On Tuesday, however, it was decidedly more wild than scenic, as it showed its savage side, eating up stream banks and flooding roadways.
The driving rains that dumped almost 4 inches on southern Chester County increased the creek’s flow in cubic feet per second from a normal 146 to 9,880 at 5:30 a.m. on Thursday, a record for that day of the year.
The always-vulnerable Avondale Apartments that sit alongside the water in the borough were flooded on the first floor, and residents were evacuated to Avon Grove High School. By mid-morning on Thursday, the occupants were back and fans were churning away, attempting to dry the place out.
Public Works Director Cleve Price said that in addition to the apartment evacuation, he had to close several roads near the water, although Pennsylvania Avenue going through the middle of town remained open throughout the storm.

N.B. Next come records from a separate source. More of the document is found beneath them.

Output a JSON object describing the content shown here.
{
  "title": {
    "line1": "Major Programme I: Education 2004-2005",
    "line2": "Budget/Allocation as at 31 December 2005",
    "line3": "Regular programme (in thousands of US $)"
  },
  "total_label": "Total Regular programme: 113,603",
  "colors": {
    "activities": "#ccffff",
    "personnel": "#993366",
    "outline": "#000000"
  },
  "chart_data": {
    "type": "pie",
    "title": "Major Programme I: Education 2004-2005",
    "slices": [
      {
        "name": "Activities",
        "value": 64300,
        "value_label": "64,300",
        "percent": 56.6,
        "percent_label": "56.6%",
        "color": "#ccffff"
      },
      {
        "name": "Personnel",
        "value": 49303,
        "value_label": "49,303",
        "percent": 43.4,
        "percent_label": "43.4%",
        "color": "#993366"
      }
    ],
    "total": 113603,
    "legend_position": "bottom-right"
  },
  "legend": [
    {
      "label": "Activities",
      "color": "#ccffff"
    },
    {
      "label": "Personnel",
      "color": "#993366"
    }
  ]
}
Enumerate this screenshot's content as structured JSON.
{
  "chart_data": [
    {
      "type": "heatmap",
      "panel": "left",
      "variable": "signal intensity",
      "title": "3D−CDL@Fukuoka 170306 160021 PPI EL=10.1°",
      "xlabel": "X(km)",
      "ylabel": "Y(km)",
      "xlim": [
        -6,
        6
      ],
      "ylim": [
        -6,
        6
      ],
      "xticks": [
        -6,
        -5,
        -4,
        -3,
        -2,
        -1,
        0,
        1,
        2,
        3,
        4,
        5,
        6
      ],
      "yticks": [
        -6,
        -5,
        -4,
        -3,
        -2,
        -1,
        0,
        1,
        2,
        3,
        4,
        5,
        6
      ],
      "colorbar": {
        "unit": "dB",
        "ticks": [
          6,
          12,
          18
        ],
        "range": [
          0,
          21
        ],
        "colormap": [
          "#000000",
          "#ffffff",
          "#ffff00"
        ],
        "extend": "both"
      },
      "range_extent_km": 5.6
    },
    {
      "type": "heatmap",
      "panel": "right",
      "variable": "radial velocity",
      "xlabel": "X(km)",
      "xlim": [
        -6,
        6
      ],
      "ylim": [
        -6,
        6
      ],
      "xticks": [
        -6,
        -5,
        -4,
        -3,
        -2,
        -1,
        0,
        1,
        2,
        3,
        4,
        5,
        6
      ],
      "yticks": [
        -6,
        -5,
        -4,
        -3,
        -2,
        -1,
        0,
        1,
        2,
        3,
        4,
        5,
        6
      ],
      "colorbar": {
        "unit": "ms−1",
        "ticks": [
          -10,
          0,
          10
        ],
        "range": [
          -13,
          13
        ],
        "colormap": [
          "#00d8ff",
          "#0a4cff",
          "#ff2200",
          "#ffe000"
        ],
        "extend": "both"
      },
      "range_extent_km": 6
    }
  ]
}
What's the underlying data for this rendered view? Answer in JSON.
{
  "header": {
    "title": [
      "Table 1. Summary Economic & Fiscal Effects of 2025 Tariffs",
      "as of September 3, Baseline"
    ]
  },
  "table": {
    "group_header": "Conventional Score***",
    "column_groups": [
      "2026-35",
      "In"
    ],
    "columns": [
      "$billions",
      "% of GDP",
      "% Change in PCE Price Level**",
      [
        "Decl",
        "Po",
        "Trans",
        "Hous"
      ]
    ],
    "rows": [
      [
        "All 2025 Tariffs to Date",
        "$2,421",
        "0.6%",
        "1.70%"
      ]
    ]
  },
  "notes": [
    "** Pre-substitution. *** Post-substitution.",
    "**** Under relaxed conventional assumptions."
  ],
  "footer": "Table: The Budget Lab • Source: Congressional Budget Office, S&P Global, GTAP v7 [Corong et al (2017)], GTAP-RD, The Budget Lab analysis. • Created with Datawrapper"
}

In West Grove the borough sewage treatment plant -- a stream-discharge system -- bore the brunt of the storm as the water rose to the floor of the system. The fence that surrounds the system was cluttered with vegetative waste from the storm about three feet from what is usually dry ground.
The stream bed was also affected. One worker at the plant said the White Clay is usually a “meandering creek,” but after the storm the banks had been scraped away, expanding the bed and giving the water a straight, fast shot through the route.
West Chester Public Works Director Tim Nichols said that in spite of the flooding, no one’s plumbing was affected.
Emergency Management Coordinator Chuck Freese said southern Chester County came through the Wednesday storm without serious physical injures to individuals. “Most of the folks paid attention to the warnings and didn’t get stranded,” he said.
Still, there were some road closings to deal with.
There were three in London Britain close to the Delaware state line that included mud slides.
There were also some in Upper Oxford. “That’s usually high ground, but the water went across the road in some places,” Freese said. Lake Road in London Grove, which he said is aptly named, also had to be closed in the storm.
“You learn something from every storm, so you can always be better prepared for the next one,” he said.